Relacionada con la especial problemática histórica alemana está la
cuestión de la religión; recordemos que, por sus tintes idealistas e
individualistas, el movimiento romántico supuso en toda Europa una
recuperación de antiguas formas religiosas; y que, a su vez, los intelectuales
alemanes, al volver sus ojos a la historia política pasada y presente, veían en el
protestantismo, por una parte, una forma revestida políticamente por el
absolutismo más intransigente y, por otra, el resultado de la aplicación del
racionalismo moderno al terreno de la religión; por ello, muchos de los
intelectuales alemanes de principios del XIX —como también algunos de otros
países europeos— adoptaron el catolicismo como forma a la vez ética y
estética de vida, pues en él creían encontrar, conjugados, elementos tanto
exotistas —por su dependencia de culturas mediterráneas— como
sentimentales y, por fin, artísticos —por la propensión católica a servirse de
medios de expresión sensorial—.
Por medio de la búsqueda del «espíritu del pueblo» (Volksgeist) —que dio
origen a la ingente producción de tipo popular y tradicional característica del
Romanticismo alemán— y por medio de la búsqueda de la propia
espiritualidad individual —en clave seudorreligiosa, desde el catolicismo al
pietismo protestantista—, los románticos alemanes creían estar dando
respuesta a los interrogantes del pensamiento contemporáneo; pero las
limitaciones inherentes al idealismo irracionalista llevaron a sucesivas
generaciones románticas a la apatía y a la indiferencia, apareciendo otra de las
características del Romanticismo alemán, propia de su última fase: el
burguesismo.
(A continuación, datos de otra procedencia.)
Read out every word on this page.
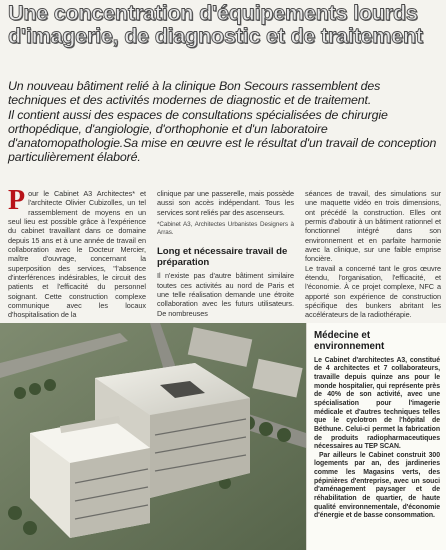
Une concentration d'équipements lourds d'imagerie, de diagnostic et de traitement

Un nouveau bâtiment relié à la clinique Bon Secours rassemblent des techniques et des activités modernes de diagnostic et de traitement.

Il contient aussi des espaces de consultations spécialisées de chirurgie orthopédique, d'angiologie, d'orthophonie et d'un laboratoire d'anatomopathologie.Sa mise en œuvre est le résultat d'un travail de conception particulièrement élaboré.

P our le Cabinet A3 Architectes* et l'architecte Olivier Cubizolles, un tel rassemblement de moyens en un seul lieu est possible grâce à l'expérience du cabinet travaillant dans ce domaine depuis 15 ans et à une année de travail en collaboration avec le Docteur Mercier, maître d'ouvrage, concernant la superposition des services, "l'absence d'interférences indésirables, le circuit des patients et l'efficacité du personnel soignant. Cette construction complexe communique avec les locaux d'hospitalisation de la

clinique par une passerelle, mais possède aussi son accès indépendant. Tous les services sont reliés par des ascenseurs.

*Cabinet A3, Architectes Urbanistes Designers à Arras.

Long et nécessaire travail de préparation

Il n'existe pas d'autre bâtiment similaire toutes ces activités au nord de Paris et une telle réalisation demande une étroite collaboration avec les futurs utilisateurs. De nombreuses

séances de travail, des simulations sur une maquette vidéo en trois dimensions, ont précédé la construction. Elles ont permis d'aboutir à un bâtiment rationnel et fonctionnel intégré dans son environnement et en parfaite harmonie avec la clinique, sur une faible emprise foncière.

Le travail a concerné tant le gros œuvre étendu, l'organisation, l'efficacité, et l'économie. À ce projet complexe, NFC a apporté son expérience de construction spécifique des bunkers abritant les accélérateurs de la radiothérapie.

Médecine et environnement

Le Cabinet d'architectes A3, constitué de 4 architectes et 7 collaborateurs, travaille depuis quinze ans pour le monde hospitalier, qui représente près de 40% de son activité, avec une spécialisation pour l'imagerie médicale et d'autres techniques telles que le cyclotron de l'hôpital de Béthune. Celui-ci permet la fabrication de produits radiopharmaceutiques nécessaires au TEP SCAN.

Par ailleurs le Cabinet construit 300 logements par an, des jardineries comme les Magasins verts, des pépinières d'entreprise, avec un souci d'aménagement paysager et de réhabilitation de quartier, de haute qualité environnementale, d'économie d'énergie et de basse consommation.
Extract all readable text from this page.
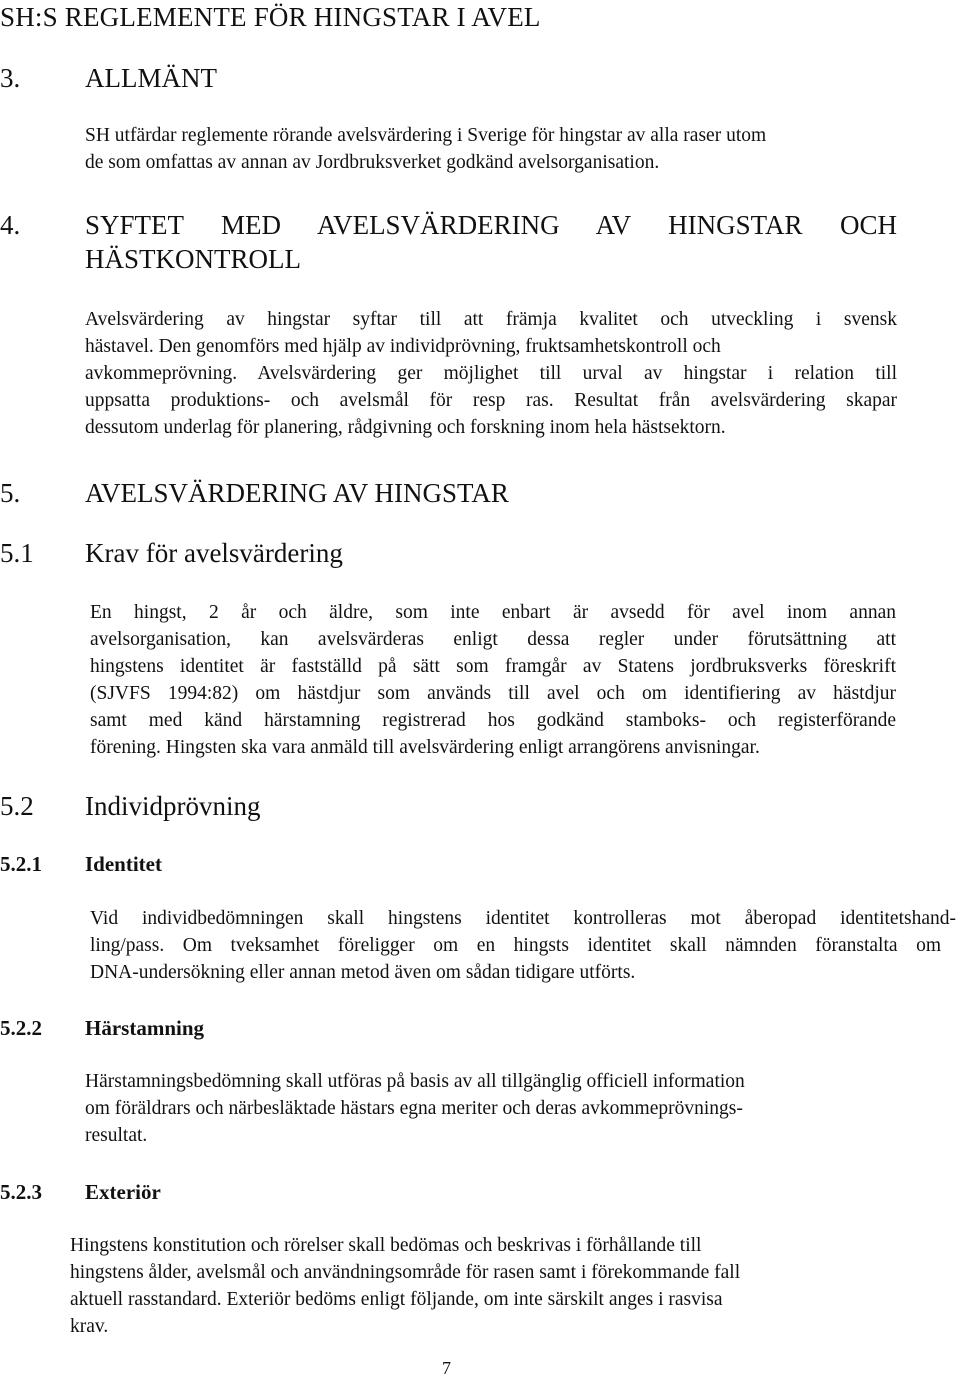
SH:S REGLEMENTE FÖR HINGSTAR I AVEL
3. ALLMÄNT
SH utfärdar reglemente rörande avelsvärdering i Sverige för hingstar av alla raser utom
de som omfattas av annan av Jordbruksverket godkänd avelsorganisation.
4. SYFTET MED AVELSVÄRDERING AV HINGSTAR OCH
HÄSTKONTROLL
Avelsvärdering av hingstar syftar till att främja kvalitet och utveckling i svensk
hästavel. Den genomförs med hjälp av individprövning, fruktsamhetskontroll och
avkommeprövning. Avelsvärdering ger möjlighet till urval av hingstar i relation till
uppsatta produktions- och avelsmål för resp ras. Resultat från avelsvärdering skapar
dessutom underlag för planering, rådgivning och forskning inom hela hästsektorn.
5. AVELSVÄRDERING AV HINGSTAR
5.1 Krav för avelsvärdering
En hingst, 2 år och äldre, som inte enbart är avsedd för avel inom annan
avelsorganisation, kan avelsvärderas enligt dessa regler under förutsättning att
hingstens identitet är fastställd på sätt som framgår av Statens jordbruksverks föreskrift
(SJVFS 1994:82) om hästdjur som används till avel och om identifiering av hästdjur
samt med känd härstamning registrerad hos godkänd stamboks- och registerförande
förening. Hingsten ska vara anmäld till avelsvärdering enligt arrangörens anvisningar.
5.2 Individprövning
5.2.1 Identitet
Vid individbedömningen skall hingstens identitet kontrolleras mot åberopad identitetshand-
ling/pass. Om tveksamhet föreligger om en hingsts identitet skall nämnden föranstalta om
DNA-undersökning eller annan metod även om sådan tidigare utförts.
5.2.2 Härstamning
Härstamningsbedömning skall utföras på basis av all tillgänglig officiell information
om föräldrars och närbesläktade hästars egna meriter och deras avkommeprövnings-
resultat.
5.2.3 Exteriör
Hingstens konstitution och rörelser skall bedömas och beskrivas i förhållande till
hingstens ålder, avelsmål och användningsområde för rasen samt i förekommande fall
aktuell rasstandard. Exteriör bedöms enligt följande, om inte särskilt anges i rasvisa
krav.
7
En buena medida, éste no abandona del todo a los escritores
románticos alemanes, cuyo tradicionalismo, nacionalismo y religiosidad
apuntaban ya claramente hacia el reaccionarismo característico de la última
hornada romántica —en un proceso que se repite con pocas variaciones en el
resto de Europa—; aunque en gran parte de la literatura romántica inicial
existía ya cierta velada defensa de los valores burgueses establecidos, ésta se
hizo patente en los últimos momentos del Romanticismo alemán, cuando en la
literatura se produjo una recuperación de los postulados del burguesismo
ilustrado, aunque tintados ahora por matices nacionalistas: su tono más
frecuente va a ser el familiarmente reposado y el neopopular —expresado,
sobre todo, en forma de cuentos, el género redescubierto por los románticos
alemanes—; pero en ocasiones (y podemos pensar en un genio tan peculiar y
excéntrico como E.T.A. Hoffmann) puede dar por resultado una literatura que,
habiendo aprendido de la libertad creadora romántica, roza la irreverencia, la
parodia y la ironía en todos sus matices.

2. Introductores del Romanticismo alemán

Las bases del pensamiento romántico alemán se encuentran en el


revisionismo al que la filosofía germánica del XVIII sometió las bases mismas
del conocimiento; Kant (1724-1804) y Fichte (1762-1814) fueron sus
máximos representantes (véase, en el Volumen 5,
el Epígrafe 1.b. del Capítulo 12) y su labor filosófica pondría las bases del
pensamiento idealista romántico al desplazar su centro de atención de la razón
a la intuición: convertido el mundo en un producto de la conciencia humana
(el «Espíritu» sería poco más tarde el foco de la obra de Hegel, continuador y
sintetizador de la filosofía idealista), el pensamiento alemán buscó su razón de
ser en el Infinito —lo inaccesible a los sentidos, la inteligencia y la palabra—,
poniendo así las bases de una concepción por la cual la literatura era, más que
una aptitud técnica o razonadora, una actitud del alma, una predisposición del
espíritu humano a rozar los límites de lo inaccesible.